The Shadow Saga (Starts with Ender's Shadow) follows Bean as he completes Battle School and then goes to help Peter Wiggin take hegemonic rule over Earth. You even get to see some of the interactions between Peter and Ender from Peter's perspective, including their last conversation, which shows that Peter is not the sociopath he appeared to be to Ender, rather a guy who wants to do good, but has an immoral way of going about it. It also creates a great political and social drama as you get world war in the truest meaning of the word, and power has nothing to do with weapons, but having the most Battle School graduates on your side. And the closer to Ender those graduates were the bigger a target they become.
 
I read daily - i spend 40 minutes a day on trains so it gives me plenty of time to read. I prefer this to napping since it gets my brain working in the mornings.

Suggested novels: Kafka on the Shore by Haruki Murakami, House of Leaves by Mark Danielewski
 
I love to read.
My father was not a very good reader. He started teaching me when I was about 3 years old.

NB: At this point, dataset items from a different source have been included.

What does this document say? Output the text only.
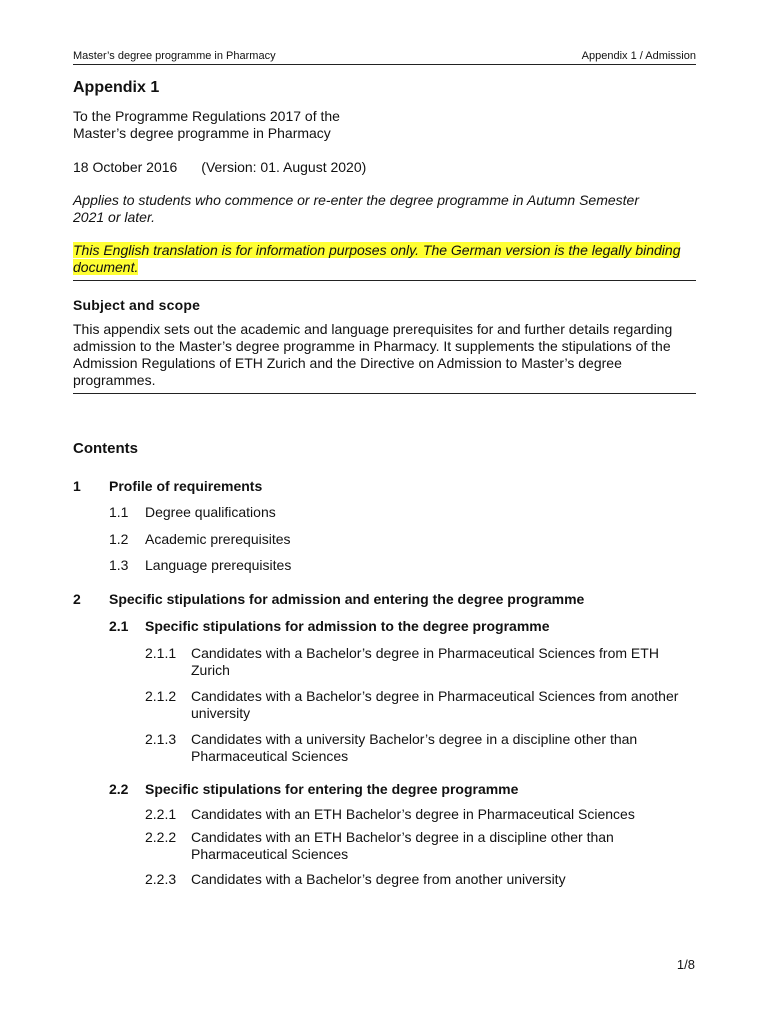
Master’s degree programme in Pharmacy	Appendix 1 / Admission
Appendix 1
To the Programme Regulations 2017 of the
Master’s degree programme in Pharmacy
18 October 2016 (Version: 01. August 2020)
Applies to students who commence or re-enter the degree programme in Autumn Semester 2021 or later.
This English translation is for information purposes only. The German version is the legally binding document.
Subject and scope
This appendix sets out the academic and language prerequisites for and further details regarding admission to the Master’s degree programme in Pharmacy. It supplements the stipulations of the Admission Regulations of ETH Zurich and the Directive on Admission to Master’s degree programmes.
Contents
1	Profile of requirements
1.1	Degree qualifications
1.2	Academic prerequisites
1.3	Language prerequisites
2	Specific stipulations for admission and entering the degree programme
2.1	Specific stipulations for admission to the degree programme
2.1.1	Candidates with a Bachelor’s degree in Pharmaceutical Sciences from ETH Zurich
2.1.2	Candidates with a Bachelor’s degree in Pharmaceutical Sciences from another university
2.1.3	Candidates with a university Bachelor’s degree in a discipline other than Pharmaceutical Sciences
2.2	Specific stipulations for entering the degree programme
2.2.1	Candidates with an ETH Bachelor’s degree in Pharmaceutical Sciences
2.2.2	Candidates with an ETH Bachelor’s degree in a discipline other than Pharmaceutical Sciences
2.2.3	Candidates with a Bachelor’s degree from another university
1/8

I usually have 2 or three books going at a time.
I'm currently reading Salvation in Death by J.D. Robb (who is actually Nora Roberts),
You were Warned by James Patterson and Howard Roughan, and one of John Sandford's newer releases.

One of the things I love about my current job is that my boss doesn't care that we read while doing a bedside dialysis treatment. So, between getting vital signs every 15 minutes, I read.

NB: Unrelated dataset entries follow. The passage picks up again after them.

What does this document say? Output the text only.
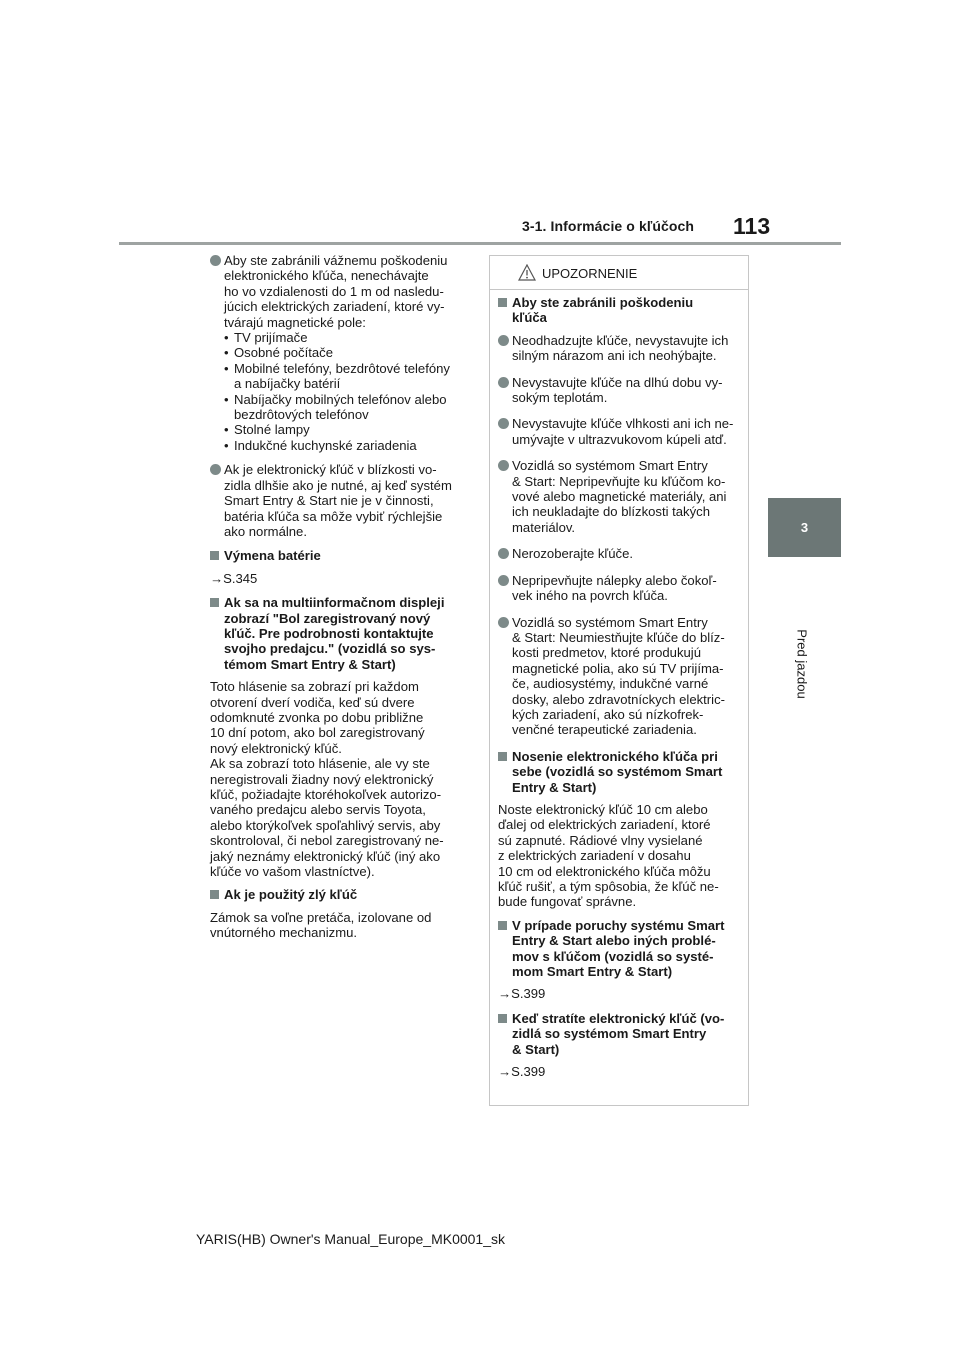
3-1. Informácie o kľúčoch 113
3
Pred jazdou
Aby ste zabránili vážnemu poškodeniu
elektronického kľúča, nenechávajte
ho vo vzdialenosti do 1 m od nasledu-
júcich elektrických zariadení, ktoré vy-
tvárajú magnetické pole:
• TV prijímače
• Osobné počítače
• Mobilné telefóny, bezdrôtové telefóny
a nabíjačky batérií
• Nabíjačky mobilných telefónov alebo
bezdrôtových telefónov
• Stolné lampy
• Indukčné kuchynské zariadenia
Ak je elektronický kľúč v blízkosti vo-
zidla dlhšie ako je nutné, aj keď systém
Smart Entry & Start nie je v činnosti,
batéria kľúča sa môže vybiť rýchlejšie
ako normálne.
Výmena batérie
→S.345
Ak sa na multiinformačnom displeji
zobrazí "Bol zaregistrovaný nový
kľúč. Pre podrobnosti kontaktujte
svojho predajcu." (vozidlá so sys-
témom Smart Entry & Start)
Toto hlásenie sa zobrazí pri každom
otvorení dverí vodiča, keď sú dvere
odomknuté zvonka po dobu približne
10 dní potom, ako bol zaregistrovaný
nový elektronický kľúč.
Ak sa zobrazí toto hlásenie, ale vy ste
neregistrovali žiadny nový elektronický
kľúč, požiadajte ktoréhokoľvek autorizo-
vaného predajcu alebo servis Toyota,
alebo ktorýkoľvek spoľahlivý servis, aby
skontroloval, či nebol zaregistrovaný ne-
jaký neznámy elektronický kľúč (iný ako
kľúče vo vašom vlastníctve).
Ak je použitý zlý kľúč
Zámok sa voľne pretáča, izolovane od
vnútorného mechanizmu.
UPOZORNENIE
Aby ste zabránili poškodeniu
kľúča
Neodhadzujte kľúče, nevystavujte ich
silným nárazom ani ich neohýbajte.
Nevystavujte kľúče na dlhú dobu vy-
sokým teplotám.
Nevystavujte kľúče vlhkosti ani ich ne-
umývajte v ultrazvukovom kúpeli atď.
Vozidlá so systémom Smart Entry
& Start: Nepripevňujte ku kľúčom ko-
vové alebo magnetické materiály, ani
ich neukladajte do blízkosti takých
materiálov.
Nerozoberajte kľúče.
Nepripevňujte nálepky alebo čokoľ-
vek iného na povrch kľúča.
Vozidlá so systémom Smart Entry
& Start: Neumiestňujte kľúče do blíz-
kosti predmetov, ktoré produkujú
magnetické polia, ako sú TV prijíma-
če, audiosystémy, indukčné varné
dosky, alebo zdravotníckych elektric-
kých zariadení, ako sú nízkofrek-
venčné terapeutické zariadenia.
Nosenie elektronického kľúča pri
sebe (vozidlá so systémom Smart
Entry & Start)
Noste elektronický kľúč 10 cm alebo
ďalej od elektrických zariadení, ktoré
sú zapnuté. Rádiové vlny vysielané
z elektrických zariadení v dosahu
10 cm od elektronického kľúča môžu
kľúč rušiť, a tým spôsobia, že kľúč ne-
bude fungovať správne.
V prípade poruchy systému Smart
Entry & Start alebo iných problé-
mov s kľúčom (vozidlá so systé-
mom Smart Entry & Start)
→S.399
Keď stratíte elektronický kľúč (vo-
zidlá so systémom Smart Entry
& Start)
→S.399
YARIS(HB) Owner's Manual_Europe_MK0001_sk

I will say that some of my professors back in the day tried to make me hate reading by assigning so called classics such as Tartuffe, Billy Budd, and The Scarlet Letter, as well as some of the tripe written by Jonathan Edwards.
I still manage to enjoy reading.
 
Yes I did read the rest of the Enders Game books, it was just that I had forgotten what they were titled, now I am going to find them so I can read them again.